The 2026 premium round marks the largest approved average increase in the sector since 2017, following several years in which government scrutiny and pandemic-related conditions kept headline adjustments below inflation. Market analysis suggests that a 4% to 5% rise typically adds more than $100 a year to an average hospital-only policy, with larger dollar impacts for combined hospital and extras cover. Medibank noted that its 5.10% figure is an overall average and that individual outcomes will differ by state or territory, product type, excess level, and claims experience. Customers of both Medibank and ahm are due to receive notifications of their new premiums by email or post from early March.

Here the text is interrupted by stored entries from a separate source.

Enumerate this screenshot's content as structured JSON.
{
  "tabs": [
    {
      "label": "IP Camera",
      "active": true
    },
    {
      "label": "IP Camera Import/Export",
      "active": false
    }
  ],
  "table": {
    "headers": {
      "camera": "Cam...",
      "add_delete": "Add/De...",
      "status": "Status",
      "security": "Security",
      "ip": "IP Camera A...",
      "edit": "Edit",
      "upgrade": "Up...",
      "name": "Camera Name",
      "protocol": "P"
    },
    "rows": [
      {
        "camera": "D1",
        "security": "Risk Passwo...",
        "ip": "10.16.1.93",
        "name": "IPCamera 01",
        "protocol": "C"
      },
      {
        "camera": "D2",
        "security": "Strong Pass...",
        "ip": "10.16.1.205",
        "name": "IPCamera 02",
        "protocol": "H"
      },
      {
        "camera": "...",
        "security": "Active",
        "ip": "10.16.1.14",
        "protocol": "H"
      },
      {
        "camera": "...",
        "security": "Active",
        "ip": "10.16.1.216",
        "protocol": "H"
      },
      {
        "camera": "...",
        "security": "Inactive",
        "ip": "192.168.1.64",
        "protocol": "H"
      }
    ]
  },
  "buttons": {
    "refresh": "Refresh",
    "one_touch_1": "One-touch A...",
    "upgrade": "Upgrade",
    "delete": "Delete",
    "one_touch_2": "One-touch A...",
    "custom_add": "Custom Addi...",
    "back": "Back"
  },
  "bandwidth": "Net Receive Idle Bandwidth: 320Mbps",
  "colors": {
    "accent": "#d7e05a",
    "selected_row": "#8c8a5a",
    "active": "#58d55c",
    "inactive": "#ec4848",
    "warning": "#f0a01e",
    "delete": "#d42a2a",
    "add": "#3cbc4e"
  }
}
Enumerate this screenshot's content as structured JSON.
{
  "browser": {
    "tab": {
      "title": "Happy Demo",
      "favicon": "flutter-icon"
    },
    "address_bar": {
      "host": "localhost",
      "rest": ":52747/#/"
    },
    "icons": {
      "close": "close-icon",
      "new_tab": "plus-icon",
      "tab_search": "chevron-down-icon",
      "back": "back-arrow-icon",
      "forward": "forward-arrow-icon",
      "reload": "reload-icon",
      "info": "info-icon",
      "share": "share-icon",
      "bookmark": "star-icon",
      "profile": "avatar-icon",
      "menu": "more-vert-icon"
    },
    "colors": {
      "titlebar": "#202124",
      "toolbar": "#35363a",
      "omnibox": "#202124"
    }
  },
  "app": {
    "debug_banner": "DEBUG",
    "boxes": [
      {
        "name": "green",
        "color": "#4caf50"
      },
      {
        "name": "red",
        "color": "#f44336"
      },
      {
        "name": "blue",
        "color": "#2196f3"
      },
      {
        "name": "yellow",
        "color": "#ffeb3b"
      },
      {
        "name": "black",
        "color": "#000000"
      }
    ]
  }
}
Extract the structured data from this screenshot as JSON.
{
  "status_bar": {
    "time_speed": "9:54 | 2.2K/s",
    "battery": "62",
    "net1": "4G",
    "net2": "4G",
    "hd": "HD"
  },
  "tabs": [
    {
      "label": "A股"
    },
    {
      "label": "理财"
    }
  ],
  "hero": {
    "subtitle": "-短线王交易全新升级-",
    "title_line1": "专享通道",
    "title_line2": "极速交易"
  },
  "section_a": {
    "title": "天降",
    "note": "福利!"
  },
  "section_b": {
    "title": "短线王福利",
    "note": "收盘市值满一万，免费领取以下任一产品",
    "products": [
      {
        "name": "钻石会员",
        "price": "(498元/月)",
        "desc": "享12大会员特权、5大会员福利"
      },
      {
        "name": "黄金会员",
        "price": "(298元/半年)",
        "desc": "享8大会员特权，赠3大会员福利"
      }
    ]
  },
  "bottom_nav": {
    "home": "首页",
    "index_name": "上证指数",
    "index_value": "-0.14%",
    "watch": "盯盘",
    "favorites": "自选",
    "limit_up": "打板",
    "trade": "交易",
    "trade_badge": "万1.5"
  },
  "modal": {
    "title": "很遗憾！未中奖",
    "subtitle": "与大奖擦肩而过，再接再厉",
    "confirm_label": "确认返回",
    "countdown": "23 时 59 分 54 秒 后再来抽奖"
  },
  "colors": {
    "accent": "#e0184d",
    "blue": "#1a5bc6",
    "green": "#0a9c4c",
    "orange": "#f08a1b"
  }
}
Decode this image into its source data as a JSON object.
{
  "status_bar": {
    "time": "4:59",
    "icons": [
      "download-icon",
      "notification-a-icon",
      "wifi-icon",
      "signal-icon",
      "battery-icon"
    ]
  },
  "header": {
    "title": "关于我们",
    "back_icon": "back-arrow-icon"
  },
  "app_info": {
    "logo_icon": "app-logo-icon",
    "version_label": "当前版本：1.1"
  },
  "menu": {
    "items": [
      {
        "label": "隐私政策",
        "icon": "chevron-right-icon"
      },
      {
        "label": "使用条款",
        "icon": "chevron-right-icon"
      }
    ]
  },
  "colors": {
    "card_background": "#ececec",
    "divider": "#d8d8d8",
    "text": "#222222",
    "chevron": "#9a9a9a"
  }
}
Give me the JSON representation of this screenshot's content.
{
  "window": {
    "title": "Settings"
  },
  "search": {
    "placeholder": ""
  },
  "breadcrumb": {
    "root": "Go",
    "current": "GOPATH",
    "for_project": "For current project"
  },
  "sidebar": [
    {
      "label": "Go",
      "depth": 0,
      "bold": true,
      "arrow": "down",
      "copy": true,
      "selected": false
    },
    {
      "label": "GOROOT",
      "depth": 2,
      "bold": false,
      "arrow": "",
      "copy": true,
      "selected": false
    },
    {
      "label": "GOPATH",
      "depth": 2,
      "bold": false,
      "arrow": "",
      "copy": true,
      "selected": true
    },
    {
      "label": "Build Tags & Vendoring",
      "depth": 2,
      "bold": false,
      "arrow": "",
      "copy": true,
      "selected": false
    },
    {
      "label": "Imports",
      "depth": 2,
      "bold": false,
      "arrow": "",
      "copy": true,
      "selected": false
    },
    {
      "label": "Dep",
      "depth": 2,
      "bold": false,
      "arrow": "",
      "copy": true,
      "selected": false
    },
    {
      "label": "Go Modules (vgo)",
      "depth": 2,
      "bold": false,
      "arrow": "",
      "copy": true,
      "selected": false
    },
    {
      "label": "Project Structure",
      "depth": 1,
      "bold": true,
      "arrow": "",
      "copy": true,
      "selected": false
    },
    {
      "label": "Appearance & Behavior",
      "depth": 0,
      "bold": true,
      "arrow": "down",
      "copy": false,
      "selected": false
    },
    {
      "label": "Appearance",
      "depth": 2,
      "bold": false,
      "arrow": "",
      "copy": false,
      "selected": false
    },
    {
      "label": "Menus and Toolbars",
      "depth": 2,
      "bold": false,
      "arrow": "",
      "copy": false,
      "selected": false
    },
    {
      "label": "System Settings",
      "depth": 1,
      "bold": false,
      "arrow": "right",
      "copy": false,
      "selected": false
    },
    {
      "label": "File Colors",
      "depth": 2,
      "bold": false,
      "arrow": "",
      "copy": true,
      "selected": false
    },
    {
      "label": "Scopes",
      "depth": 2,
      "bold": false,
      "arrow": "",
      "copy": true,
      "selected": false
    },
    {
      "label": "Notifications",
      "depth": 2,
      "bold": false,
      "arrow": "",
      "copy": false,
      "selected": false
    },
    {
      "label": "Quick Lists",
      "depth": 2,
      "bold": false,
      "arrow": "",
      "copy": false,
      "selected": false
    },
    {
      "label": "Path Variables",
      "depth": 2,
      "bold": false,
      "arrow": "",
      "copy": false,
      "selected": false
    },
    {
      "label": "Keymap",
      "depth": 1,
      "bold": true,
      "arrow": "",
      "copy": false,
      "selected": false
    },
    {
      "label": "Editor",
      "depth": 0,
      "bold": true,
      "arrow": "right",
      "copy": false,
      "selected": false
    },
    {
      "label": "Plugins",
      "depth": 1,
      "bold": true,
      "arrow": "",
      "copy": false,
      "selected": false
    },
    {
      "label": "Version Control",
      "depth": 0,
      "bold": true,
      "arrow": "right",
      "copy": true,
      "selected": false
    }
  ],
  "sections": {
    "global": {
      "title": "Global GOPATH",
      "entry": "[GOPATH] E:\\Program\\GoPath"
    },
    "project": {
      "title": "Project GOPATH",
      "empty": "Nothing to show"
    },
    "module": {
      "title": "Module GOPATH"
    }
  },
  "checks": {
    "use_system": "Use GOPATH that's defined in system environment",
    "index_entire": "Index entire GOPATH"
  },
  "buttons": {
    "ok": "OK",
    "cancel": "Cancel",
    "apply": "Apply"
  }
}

The insurer said customers experiencing financial strain can contact the business to discuss hardship support or to review whether an alternative level of cover may better suit their needs. It also directed policyholders to its websites and call centres for more information on product-level pricing and benefits. For insurance professionals, Medibank’s half-year update and premium decision highlight two key dynamics in the 2026 pricing cycle: sustained claims inflation across hospital and medical services and growing use of out-of-hospital, digitally enabled models of care.